Air Force spokesman Sholtis responds that “continued modernization of existing aircraft at the expense of any larger leap in technology comes with serious risk. To the extent that we may be required to put our existing, upgraded forces up against more fundamentally advanced air-to-air or surface-to-air threats, we’re looking at more airmen potentially dying and more battlefield targets not being hit.”

But Christie, a veteran observer of the military services’ budgetary stratagems, speculates that other factors are at play besides military need. “You have new [Asia-centered] strategy which, on the surface, would seem indicate some rationale for something like this [bomber],” Christie says. But he says it’s really an effort to “take advantage of things and jump in there while we can.”

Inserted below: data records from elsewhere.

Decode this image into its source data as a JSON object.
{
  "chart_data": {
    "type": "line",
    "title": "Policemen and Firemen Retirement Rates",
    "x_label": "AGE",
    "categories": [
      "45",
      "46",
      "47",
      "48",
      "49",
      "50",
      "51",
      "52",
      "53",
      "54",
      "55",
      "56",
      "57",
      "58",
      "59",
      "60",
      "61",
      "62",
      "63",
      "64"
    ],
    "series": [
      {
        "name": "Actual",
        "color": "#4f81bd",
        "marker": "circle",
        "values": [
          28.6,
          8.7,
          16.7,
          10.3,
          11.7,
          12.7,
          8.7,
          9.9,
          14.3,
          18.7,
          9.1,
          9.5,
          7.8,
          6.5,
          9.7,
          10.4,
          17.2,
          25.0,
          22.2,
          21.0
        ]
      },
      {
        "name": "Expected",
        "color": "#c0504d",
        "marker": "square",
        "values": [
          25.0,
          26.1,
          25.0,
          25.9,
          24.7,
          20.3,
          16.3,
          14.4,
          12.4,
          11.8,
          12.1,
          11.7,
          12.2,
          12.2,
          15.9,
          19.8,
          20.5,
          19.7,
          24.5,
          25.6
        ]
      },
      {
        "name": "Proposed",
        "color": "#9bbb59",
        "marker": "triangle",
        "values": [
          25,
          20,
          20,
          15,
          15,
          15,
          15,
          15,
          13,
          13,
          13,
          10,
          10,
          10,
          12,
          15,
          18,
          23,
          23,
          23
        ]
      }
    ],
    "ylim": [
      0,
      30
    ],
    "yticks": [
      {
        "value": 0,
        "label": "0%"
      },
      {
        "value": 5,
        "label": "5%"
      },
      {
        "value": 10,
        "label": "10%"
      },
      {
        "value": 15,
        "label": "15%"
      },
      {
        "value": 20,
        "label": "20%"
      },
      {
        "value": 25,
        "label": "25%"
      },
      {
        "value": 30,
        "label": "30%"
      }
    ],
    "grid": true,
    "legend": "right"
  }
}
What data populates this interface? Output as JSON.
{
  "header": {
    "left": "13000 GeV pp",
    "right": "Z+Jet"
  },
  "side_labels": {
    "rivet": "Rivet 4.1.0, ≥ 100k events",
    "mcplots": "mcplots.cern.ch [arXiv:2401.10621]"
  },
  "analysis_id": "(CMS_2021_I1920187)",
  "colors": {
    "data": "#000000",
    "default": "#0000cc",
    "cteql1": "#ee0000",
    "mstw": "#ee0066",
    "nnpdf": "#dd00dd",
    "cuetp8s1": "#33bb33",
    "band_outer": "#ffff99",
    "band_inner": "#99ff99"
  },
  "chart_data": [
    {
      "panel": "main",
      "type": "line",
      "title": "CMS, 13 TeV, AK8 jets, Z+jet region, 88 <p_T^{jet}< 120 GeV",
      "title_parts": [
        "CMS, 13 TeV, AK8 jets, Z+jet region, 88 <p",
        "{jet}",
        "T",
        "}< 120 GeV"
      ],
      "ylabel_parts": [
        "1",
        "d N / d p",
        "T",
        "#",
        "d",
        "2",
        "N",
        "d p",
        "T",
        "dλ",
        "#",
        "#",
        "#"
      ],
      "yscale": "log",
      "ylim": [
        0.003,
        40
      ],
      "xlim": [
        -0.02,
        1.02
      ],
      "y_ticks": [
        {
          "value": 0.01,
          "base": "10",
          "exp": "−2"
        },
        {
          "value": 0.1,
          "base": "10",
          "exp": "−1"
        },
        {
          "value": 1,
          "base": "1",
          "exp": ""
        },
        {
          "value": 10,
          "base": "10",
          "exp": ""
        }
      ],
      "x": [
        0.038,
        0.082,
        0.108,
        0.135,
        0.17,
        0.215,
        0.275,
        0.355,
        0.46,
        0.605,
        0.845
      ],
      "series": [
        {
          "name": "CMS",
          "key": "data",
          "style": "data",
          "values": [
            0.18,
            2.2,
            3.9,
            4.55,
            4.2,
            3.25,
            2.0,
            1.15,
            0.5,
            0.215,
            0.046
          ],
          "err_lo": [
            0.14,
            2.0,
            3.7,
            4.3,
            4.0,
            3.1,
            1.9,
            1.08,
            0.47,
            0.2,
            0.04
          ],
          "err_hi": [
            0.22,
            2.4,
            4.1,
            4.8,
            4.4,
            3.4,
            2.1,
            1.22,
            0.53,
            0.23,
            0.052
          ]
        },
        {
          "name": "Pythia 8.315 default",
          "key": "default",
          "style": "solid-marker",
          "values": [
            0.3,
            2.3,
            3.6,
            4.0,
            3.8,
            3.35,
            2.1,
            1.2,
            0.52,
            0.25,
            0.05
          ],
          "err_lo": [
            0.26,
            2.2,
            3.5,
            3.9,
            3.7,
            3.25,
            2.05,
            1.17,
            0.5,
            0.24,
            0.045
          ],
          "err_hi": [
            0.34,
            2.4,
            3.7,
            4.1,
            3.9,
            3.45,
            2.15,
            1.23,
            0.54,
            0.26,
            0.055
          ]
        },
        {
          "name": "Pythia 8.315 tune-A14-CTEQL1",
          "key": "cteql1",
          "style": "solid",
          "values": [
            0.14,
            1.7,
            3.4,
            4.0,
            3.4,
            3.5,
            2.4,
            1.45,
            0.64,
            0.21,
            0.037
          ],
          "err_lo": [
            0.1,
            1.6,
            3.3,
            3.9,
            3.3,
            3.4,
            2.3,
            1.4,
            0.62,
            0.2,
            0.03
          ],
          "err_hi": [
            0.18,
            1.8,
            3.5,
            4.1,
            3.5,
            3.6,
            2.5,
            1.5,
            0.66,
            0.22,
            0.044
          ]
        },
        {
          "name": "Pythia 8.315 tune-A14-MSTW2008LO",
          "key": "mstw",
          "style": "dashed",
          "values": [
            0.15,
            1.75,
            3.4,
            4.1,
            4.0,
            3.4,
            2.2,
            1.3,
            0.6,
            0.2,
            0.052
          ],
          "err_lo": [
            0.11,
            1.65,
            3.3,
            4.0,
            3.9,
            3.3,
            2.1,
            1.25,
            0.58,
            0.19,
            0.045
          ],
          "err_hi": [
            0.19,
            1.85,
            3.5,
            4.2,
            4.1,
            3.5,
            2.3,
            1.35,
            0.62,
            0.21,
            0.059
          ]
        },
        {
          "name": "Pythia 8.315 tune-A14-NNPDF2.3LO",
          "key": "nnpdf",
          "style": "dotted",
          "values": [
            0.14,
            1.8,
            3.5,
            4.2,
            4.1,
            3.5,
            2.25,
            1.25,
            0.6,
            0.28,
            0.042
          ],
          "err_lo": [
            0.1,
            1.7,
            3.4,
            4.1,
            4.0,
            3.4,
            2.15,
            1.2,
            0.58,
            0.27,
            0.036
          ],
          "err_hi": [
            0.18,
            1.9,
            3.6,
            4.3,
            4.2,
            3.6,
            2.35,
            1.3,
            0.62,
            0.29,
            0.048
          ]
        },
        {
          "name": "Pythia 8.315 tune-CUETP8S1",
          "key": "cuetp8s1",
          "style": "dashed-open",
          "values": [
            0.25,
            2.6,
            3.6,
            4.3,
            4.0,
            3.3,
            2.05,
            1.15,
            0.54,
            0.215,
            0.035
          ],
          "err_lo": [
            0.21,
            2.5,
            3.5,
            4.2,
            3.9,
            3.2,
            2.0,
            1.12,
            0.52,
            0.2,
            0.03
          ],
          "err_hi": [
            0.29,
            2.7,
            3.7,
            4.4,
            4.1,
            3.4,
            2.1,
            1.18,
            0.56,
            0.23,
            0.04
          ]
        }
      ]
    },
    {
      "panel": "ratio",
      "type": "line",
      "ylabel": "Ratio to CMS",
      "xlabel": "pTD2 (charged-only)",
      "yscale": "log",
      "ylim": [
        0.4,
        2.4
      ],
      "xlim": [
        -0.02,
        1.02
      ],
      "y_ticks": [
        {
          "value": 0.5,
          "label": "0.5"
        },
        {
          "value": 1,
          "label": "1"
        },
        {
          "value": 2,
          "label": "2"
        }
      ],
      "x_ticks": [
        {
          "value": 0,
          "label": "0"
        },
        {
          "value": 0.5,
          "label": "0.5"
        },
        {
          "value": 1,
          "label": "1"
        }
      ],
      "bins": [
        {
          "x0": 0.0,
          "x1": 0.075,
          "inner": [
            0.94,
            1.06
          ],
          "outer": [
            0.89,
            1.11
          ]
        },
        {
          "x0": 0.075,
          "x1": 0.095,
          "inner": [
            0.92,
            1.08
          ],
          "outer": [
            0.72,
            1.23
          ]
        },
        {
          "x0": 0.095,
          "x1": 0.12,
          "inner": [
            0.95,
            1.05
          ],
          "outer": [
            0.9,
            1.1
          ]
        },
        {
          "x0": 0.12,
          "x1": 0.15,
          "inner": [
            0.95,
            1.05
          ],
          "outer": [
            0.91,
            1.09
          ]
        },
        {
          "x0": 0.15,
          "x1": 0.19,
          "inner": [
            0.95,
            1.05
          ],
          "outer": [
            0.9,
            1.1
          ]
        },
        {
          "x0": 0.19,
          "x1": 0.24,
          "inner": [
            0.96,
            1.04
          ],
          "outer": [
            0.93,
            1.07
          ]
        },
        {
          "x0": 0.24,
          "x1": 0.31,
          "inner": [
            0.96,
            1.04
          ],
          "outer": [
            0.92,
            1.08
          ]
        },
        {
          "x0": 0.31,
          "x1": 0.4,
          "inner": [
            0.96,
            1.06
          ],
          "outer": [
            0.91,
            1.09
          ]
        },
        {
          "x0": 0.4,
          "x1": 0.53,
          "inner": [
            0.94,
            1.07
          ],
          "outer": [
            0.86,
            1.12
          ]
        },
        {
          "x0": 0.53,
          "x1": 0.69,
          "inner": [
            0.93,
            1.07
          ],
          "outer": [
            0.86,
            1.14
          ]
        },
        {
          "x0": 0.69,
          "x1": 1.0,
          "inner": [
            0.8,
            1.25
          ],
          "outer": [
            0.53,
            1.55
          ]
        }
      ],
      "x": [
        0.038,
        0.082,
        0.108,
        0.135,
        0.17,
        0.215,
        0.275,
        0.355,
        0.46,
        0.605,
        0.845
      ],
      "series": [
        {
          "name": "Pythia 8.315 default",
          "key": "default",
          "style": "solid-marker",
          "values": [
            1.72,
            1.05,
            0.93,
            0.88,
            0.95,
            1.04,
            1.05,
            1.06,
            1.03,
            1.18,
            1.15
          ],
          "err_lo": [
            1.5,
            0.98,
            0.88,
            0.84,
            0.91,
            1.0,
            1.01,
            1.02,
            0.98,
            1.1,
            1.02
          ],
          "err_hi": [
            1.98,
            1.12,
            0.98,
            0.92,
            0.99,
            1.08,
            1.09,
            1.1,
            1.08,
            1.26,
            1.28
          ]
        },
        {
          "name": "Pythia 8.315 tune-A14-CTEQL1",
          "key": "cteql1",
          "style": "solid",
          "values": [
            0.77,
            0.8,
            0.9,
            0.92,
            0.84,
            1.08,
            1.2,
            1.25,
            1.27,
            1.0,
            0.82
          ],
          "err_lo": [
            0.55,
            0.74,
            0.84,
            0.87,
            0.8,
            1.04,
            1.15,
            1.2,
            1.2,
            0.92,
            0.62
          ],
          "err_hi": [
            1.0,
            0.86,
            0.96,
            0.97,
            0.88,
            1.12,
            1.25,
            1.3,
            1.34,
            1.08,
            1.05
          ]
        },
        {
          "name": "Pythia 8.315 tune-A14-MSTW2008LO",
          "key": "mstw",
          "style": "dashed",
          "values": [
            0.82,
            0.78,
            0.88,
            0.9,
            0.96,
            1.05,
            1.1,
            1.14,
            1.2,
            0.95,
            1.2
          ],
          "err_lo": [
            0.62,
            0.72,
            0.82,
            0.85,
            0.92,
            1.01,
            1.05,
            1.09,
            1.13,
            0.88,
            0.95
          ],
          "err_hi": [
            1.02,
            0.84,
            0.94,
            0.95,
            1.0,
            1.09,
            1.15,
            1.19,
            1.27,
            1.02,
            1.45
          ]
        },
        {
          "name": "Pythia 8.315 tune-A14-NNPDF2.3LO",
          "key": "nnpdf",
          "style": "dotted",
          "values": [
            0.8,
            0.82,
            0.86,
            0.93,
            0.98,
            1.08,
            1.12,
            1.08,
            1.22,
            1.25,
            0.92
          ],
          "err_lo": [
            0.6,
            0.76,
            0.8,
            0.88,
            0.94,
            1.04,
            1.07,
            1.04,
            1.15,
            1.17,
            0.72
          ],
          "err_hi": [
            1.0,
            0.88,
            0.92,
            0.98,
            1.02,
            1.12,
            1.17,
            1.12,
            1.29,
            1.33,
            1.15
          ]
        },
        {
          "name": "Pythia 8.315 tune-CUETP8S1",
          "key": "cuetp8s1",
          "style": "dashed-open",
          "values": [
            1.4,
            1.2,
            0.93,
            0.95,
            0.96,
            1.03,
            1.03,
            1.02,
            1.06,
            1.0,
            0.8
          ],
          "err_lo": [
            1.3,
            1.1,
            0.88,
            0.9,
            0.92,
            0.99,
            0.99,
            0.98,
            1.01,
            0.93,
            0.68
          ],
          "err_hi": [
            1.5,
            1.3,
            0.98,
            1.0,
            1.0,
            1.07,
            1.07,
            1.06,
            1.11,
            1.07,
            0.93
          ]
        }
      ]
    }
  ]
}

Christie says the service might be acting now to prop up its budget and thus protect itself from financial ruin in the early 2020s, when two other major Air Force programs — a new tanker and the stealthy Joint Strike Fighter — will also begin full-rate production, potentially under a flat or falling overall defense budget.

By starting a major program now — any major program — the service can keep its spending high enough to fend off Pentagon planners seeking funds for the Army, Navy and Marine Corps “You strike while the iron is hot and look at where you are five to 10 years from now,” Christie says. Officials think that “hopefully nirvana will come and we’ll have double the budgets we had. We’ll have a new war which will cause budgets to increase or we’ll have allies on [Capitol] Hill to cause them to take money away from the other services.”